The gathering comes at a time of unprecedented prosperity for the nation's foundations. According to the New York-based Foundation Center, large-foundation giving jumped 22 percent in 1998, the latest full year of data.
Yet as the stock market pumps up foundations' assets, and gifts to new and existing endowments increase, that giving looks puny to some observers.
All the more so, say critics, when contrasted to the need.
Citing the growing gap between rich and poor in the US, the rising number of homeless, and the high rate of child poverty, Rob McKay of the McKay Foundation says foundations "are not exactly stepping up to the plate." The McKay Foundation gave out about 20 percent of its assets last year.
The 5 percent rule was legislated by Congress in 1981, and foundations must give that amount to qualify as nonprofit and remain nearly tax exempt. And while foundations can always give more, and some do, the benchmark has become the norm. Critics say that payout rate has become the ceiling, when Congress meant it only as a floor.
While much of the current pressure to increase giving is coming from activists and organizations that back a more-liberal social agenda for philanthropies, those on the right have long favored greater giving, too.
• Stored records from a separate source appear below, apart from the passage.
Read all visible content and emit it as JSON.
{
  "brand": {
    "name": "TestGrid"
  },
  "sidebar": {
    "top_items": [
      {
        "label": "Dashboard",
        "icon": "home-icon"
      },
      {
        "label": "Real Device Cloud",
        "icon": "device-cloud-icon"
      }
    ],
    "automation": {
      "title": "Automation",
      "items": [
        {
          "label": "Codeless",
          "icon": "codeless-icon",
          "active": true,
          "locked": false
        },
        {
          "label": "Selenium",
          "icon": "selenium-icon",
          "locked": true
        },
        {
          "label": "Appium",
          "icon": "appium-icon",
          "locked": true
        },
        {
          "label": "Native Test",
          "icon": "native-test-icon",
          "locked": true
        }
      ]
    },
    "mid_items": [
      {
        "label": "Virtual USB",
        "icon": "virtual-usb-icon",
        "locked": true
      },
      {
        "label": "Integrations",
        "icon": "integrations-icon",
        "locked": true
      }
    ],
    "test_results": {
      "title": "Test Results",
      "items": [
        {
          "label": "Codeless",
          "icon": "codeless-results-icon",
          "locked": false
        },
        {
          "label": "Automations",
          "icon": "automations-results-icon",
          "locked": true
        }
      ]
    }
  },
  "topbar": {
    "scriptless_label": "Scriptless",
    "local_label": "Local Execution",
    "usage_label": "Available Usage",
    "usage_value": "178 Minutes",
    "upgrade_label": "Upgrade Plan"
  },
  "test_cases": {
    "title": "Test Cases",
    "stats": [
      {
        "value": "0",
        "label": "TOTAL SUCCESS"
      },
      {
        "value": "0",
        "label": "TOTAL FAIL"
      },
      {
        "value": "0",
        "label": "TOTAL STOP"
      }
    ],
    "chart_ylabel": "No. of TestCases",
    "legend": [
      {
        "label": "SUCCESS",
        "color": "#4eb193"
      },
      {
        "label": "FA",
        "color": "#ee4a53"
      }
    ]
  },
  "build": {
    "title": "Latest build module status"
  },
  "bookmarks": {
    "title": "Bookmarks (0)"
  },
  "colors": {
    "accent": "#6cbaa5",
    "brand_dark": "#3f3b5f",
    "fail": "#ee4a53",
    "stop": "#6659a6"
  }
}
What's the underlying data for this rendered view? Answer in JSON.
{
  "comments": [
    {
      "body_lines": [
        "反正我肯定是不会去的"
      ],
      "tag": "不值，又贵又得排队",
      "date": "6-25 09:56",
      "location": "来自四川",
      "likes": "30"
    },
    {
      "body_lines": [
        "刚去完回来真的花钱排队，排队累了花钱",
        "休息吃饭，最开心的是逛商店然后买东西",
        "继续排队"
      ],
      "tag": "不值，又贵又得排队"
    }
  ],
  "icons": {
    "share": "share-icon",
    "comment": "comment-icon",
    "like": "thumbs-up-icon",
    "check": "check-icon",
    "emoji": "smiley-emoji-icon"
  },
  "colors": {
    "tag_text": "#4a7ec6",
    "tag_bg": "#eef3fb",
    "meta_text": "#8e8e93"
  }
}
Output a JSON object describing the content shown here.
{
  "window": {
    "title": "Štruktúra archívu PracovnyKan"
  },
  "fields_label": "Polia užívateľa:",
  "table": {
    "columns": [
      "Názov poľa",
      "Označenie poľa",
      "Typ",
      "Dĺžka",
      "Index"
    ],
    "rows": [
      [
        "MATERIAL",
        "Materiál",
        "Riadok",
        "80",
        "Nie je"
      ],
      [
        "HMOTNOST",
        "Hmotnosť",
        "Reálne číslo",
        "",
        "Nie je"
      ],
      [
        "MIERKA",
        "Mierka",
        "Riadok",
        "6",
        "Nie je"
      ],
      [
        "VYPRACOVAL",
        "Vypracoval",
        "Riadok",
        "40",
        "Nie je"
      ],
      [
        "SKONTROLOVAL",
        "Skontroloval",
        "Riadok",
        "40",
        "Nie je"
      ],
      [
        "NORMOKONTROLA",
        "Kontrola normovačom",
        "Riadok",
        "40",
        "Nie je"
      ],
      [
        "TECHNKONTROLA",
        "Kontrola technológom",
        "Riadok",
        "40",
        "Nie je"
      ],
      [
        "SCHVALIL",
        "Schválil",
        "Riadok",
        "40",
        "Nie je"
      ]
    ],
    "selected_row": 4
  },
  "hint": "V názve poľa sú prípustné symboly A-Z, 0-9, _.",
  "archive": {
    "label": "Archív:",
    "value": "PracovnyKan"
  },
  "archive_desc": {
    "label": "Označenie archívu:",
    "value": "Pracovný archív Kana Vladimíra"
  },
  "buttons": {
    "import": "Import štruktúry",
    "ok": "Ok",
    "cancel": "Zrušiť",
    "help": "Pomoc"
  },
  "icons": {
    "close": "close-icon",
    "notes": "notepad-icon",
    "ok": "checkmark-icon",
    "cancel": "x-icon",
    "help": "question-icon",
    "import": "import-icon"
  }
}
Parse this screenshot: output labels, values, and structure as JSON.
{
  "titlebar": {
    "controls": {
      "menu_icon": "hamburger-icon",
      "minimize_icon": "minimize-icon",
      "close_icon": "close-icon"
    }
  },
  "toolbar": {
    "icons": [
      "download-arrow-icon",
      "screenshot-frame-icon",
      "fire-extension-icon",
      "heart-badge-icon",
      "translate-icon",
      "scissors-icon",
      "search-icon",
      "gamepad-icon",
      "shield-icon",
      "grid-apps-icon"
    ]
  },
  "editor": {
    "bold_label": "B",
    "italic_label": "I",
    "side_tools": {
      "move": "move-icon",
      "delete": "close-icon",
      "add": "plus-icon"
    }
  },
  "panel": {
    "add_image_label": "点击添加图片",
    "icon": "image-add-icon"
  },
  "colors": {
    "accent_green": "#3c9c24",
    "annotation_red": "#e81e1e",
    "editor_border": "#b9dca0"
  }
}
Yet many of the nation's largest and oldest foundations are resisting any change, claiming more rapid spending will erode their asset bases and cut into long-term giving.
Each side has its own supporting studies.
An analysis by DeMarche Associates in 1990 and updated in 1995 found that 5 percent is the right amount of giving to ensure no threat to the foundations' future asset base. Foundations invest their endowment funds and count on stock-market earnings to offset, over time, the sums they give away each year.
But a more-recent study by Perry Mehrling of Columbia University concludes that giving away more would not threaten foundations' assets. Looking at a 20-year period beginning in 1974, the study concludes that giving away as much as 8 percent would not have reduced the asset pool.
More important, the study says the growth of foundation assets is increasingly being fueled by new gifts rather than investment income. And with projections showing a huge transfer of wealth into foundations during the next several decades as the baby boomers age, it contends a higher rate of giving is not only possible, but appropriate.
Priority No. 1
Many critics charge the philanthropy world has become overly worried about managing assets and less concerned about its mission.
"We're working to make foundations more about grantmaking and less about investment banking," says Teresa Odendahl, director of the National Network of Grantmakers, which advocates programs for social change.
But so far, the heavyweights in the foundation world are not convinced that giving more is prudent. While the Council on Foundations says the amount of giving is up to each organization, it has told its members that "the current 5 percent rule strikes an appropriate balance" between expenditure and maintaining the value of the endowment.